Die Energiekosten steigen, aber die Bundesregierung plant Entlastungen. Foto: Hauke-Christian Dittrich/dpa
Die Energiekosten steigen, aber die Bundesregierung plant Entlastungen. Foto: Hauke-Christian Dittrich/dpa

Was tut die Europäische Union gegen die hohen Strompreise? Nach Wochen der Diskussion haben sich die EU-Länder auf einen Kompromiss geeinigt. Die Bundesregierung hat schon Pläne für die Umsetzung.

Brüssel/Berlin (dpa) – Was tun gegen die gestiegenen Energiepreise? Seit Wochen ringt die EU in dieser Frage um eine Lösung. Bei einem weiteren Krisentreffen einigen sich die Energieminister endlich: Der Beschluss zwingt Energieunternehmen künftig dazu, einen Teil ihrer Krisengewinne an den Staat abzugeben.

Damit sollen Bürgerinnen und Bürger entlastet werden. Deutschland hat schon geplant, wofür das Geld ausgegeben werden soll. Bei der konkreten Umsetzung dieser und anderer Entlastungsvorhaben sind allerdings noch Fragen offen. Es gibt erste Hinweise, wie Verbraucher profitieren könnten.

Warum sind die Strompreise so hoch?

Der Gaspreis ist vor dem Hintergrund des Kriegs in der Ukraine stark gestiegen. Dadurch ist auch Strom teurer geworden. Grund dafür ist, dass der Strompreis durch das teuerste Kraftwerk bestimmt wird, das zur Produktion eingeschaltet wird – derzeit sind das vor allem Gaskraftwerke. Auch Produzenten von billigerem Strom aus Sonne, Wind, Atomkraft oder Braunkohle können diesen zu hohen Preisen verkaufen.
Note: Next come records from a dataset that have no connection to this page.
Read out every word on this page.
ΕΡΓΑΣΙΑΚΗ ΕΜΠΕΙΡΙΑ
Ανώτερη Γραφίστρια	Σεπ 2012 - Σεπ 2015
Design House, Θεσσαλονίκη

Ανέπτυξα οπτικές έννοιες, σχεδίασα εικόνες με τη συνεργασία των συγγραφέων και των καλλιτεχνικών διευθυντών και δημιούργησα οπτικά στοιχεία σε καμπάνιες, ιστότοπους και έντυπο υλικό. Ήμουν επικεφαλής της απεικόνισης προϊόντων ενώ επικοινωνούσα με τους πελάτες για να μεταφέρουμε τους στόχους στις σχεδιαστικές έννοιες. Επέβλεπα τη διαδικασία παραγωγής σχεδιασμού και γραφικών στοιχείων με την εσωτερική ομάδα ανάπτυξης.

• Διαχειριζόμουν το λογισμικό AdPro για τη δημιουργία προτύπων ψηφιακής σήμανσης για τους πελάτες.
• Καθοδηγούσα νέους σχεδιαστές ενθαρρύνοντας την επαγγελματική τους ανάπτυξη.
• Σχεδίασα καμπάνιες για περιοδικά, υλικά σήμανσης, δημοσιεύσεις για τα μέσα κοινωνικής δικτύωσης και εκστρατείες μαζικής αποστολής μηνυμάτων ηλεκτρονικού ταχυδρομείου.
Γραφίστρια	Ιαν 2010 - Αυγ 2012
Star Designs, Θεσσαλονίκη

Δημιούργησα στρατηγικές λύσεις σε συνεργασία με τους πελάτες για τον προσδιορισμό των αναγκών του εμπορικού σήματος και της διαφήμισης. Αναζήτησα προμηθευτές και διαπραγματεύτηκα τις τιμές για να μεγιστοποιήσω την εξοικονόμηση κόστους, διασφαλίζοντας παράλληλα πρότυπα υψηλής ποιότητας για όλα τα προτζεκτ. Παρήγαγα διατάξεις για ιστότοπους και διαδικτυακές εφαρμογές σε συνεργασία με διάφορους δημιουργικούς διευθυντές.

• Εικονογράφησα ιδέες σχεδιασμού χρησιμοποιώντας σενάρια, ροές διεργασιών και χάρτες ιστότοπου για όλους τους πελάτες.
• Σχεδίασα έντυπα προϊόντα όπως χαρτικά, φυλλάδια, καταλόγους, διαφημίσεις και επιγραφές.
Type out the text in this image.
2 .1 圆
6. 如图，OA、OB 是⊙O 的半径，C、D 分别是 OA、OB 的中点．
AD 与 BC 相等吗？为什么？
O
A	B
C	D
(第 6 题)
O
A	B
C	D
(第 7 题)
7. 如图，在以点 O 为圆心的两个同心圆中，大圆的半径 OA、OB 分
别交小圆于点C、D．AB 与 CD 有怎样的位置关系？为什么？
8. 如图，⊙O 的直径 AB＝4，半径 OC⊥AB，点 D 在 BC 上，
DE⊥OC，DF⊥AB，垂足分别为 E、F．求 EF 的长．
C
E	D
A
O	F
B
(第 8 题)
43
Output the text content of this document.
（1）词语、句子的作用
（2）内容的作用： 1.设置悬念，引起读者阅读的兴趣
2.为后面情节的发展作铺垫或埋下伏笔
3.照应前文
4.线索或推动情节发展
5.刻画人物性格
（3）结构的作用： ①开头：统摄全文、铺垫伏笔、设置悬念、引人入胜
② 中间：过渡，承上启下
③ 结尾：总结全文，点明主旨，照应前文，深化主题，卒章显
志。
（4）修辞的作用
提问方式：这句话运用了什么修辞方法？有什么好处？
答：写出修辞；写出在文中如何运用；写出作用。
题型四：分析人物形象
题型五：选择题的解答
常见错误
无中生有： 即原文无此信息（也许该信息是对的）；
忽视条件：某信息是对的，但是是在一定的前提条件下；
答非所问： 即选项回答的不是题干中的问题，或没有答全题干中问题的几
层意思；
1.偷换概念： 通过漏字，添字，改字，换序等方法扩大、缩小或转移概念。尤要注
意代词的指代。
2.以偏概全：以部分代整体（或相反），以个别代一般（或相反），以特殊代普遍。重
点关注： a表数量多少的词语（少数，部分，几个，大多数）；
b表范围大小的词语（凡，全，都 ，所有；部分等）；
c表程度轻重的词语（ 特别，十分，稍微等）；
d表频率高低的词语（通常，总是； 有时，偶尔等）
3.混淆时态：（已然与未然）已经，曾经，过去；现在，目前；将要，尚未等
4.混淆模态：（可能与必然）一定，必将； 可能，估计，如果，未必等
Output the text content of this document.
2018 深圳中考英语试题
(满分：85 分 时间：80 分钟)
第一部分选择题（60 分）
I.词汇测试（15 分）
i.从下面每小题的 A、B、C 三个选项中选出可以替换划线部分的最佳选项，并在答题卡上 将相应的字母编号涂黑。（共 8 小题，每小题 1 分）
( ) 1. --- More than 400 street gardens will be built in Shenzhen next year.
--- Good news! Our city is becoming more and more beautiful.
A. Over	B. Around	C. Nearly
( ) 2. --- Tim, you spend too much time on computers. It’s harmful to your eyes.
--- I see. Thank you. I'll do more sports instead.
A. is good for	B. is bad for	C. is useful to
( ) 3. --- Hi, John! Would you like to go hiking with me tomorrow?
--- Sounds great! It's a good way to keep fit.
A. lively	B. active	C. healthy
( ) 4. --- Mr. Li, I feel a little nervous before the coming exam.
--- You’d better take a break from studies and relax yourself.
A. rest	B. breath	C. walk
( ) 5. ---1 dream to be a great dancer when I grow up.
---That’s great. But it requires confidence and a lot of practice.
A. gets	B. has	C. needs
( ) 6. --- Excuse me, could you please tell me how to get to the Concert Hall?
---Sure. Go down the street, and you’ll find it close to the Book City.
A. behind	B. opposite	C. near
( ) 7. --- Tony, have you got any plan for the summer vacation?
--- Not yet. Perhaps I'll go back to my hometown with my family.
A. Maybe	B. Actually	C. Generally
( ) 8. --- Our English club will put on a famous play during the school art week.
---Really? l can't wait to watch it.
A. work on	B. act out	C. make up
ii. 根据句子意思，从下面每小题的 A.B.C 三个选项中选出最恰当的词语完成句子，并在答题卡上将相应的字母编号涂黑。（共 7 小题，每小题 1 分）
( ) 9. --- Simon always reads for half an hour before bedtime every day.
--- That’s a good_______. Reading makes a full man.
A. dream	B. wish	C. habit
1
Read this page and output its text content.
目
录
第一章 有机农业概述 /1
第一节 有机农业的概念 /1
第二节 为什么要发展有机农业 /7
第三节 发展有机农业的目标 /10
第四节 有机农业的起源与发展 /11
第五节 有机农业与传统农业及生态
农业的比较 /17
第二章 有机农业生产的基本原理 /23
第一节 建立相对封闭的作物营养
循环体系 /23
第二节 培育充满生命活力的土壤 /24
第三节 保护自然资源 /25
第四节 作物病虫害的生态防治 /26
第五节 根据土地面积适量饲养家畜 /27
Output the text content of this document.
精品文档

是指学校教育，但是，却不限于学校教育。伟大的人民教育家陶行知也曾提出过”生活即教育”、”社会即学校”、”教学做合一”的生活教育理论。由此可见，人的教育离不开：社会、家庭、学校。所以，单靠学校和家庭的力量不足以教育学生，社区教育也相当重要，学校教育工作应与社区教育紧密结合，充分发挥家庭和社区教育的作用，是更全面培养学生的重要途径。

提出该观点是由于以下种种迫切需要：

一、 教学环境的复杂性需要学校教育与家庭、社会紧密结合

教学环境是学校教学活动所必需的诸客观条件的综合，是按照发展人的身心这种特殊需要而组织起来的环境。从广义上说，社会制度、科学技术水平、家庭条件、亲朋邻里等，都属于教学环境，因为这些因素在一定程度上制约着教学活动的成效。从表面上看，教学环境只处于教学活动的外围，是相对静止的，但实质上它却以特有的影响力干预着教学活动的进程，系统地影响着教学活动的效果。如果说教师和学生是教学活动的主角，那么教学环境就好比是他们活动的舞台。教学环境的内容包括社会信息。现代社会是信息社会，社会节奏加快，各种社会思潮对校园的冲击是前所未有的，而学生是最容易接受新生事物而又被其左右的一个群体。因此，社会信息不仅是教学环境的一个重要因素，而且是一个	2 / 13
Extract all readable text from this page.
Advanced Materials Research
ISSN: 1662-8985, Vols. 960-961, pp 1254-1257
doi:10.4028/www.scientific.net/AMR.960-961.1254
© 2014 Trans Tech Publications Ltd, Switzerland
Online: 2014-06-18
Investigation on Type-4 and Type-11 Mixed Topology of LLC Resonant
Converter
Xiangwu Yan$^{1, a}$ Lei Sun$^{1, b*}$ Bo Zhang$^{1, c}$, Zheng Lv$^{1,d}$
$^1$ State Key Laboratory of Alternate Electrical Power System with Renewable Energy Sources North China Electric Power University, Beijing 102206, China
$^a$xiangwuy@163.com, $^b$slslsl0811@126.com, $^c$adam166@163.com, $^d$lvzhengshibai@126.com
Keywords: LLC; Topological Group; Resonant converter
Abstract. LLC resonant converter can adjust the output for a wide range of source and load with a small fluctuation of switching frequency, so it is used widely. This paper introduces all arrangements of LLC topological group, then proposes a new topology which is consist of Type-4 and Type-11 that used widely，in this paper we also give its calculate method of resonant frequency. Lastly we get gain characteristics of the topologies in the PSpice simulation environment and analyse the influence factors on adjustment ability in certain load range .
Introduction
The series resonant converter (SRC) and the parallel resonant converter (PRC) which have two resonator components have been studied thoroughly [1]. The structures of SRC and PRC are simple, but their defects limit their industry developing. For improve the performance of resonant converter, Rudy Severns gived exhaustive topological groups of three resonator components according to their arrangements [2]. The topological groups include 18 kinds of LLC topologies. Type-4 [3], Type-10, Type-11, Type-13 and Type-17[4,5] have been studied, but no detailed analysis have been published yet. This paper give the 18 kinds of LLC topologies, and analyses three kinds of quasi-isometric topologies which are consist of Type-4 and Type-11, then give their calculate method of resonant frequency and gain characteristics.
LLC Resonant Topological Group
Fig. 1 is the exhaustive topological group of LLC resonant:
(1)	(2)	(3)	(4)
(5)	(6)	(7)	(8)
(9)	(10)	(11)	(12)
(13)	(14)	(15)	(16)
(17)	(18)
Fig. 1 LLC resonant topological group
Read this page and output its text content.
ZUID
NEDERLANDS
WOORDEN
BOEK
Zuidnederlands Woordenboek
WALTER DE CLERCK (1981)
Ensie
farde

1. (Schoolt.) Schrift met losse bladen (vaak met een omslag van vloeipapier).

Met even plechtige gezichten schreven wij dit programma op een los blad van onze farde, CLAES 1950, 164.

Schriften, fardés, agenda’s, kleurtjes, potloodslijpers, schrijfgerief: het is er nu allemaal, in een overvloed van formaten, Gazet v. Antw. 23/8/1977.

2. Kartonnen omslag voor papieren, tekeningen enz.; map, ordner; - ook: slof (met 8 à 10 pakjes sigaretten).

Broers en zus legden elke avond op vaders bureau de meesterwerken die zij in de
Wie soll der Strompreis gesenkt werden?

Die EU-Staaten haben sich darauf verständigt, die Einnahmen der Produzenten von billigerem Strom zum Teil abzuschöpfen und Verbraucher mit dem Geld zu entlasten. Konkret sollen die Einnahmen der Firmen bis Ende März 2023 bei 180 Euro pro Megawattstunde gedeckelt werden – was darüber hinausgeht, soll an den Staat gehen. Im deutschen Großhandel waren zuletzt ungefähr 315 Euro fällig.

Allerdings wollen die EU-Staaten mehr Flexibilität als von der Kommission vorgeschlagen. So könnten die Staaten teils niedrigere oder höhere Einnahmengrenzen einführen als die 180 Euro, je nach Technologie und den jeweiligen Kosten. Es könnte anstelle einer einheitlichen Lösung also unterschiedliche Deckel für Produzenten von Strom etwa aus Sonne oder Braunkohle geben.

Was ist mit anderen fossilen Energie-Unternehmen?

Gas-, Kohle- und Ölkonzerne oder Raffinieren, die nicht von der Obergrenze betroffen wären, sollen über eine Krisenabgabe einen Teil ihrer Gewinne abgeben. Die Konzerne müssten ein Drittel jener Gewinne abführen, die den Durchschnittsgewinn der vergangenen vier Jahre um mehr als 20 Prozent übersteigen. Das soll entweder für dieses Jahr, kommendes Jahr oder beide gelten. Über diese Abgabe sollen ebenfalls Verbraucher und Unternehmen entlastet werden.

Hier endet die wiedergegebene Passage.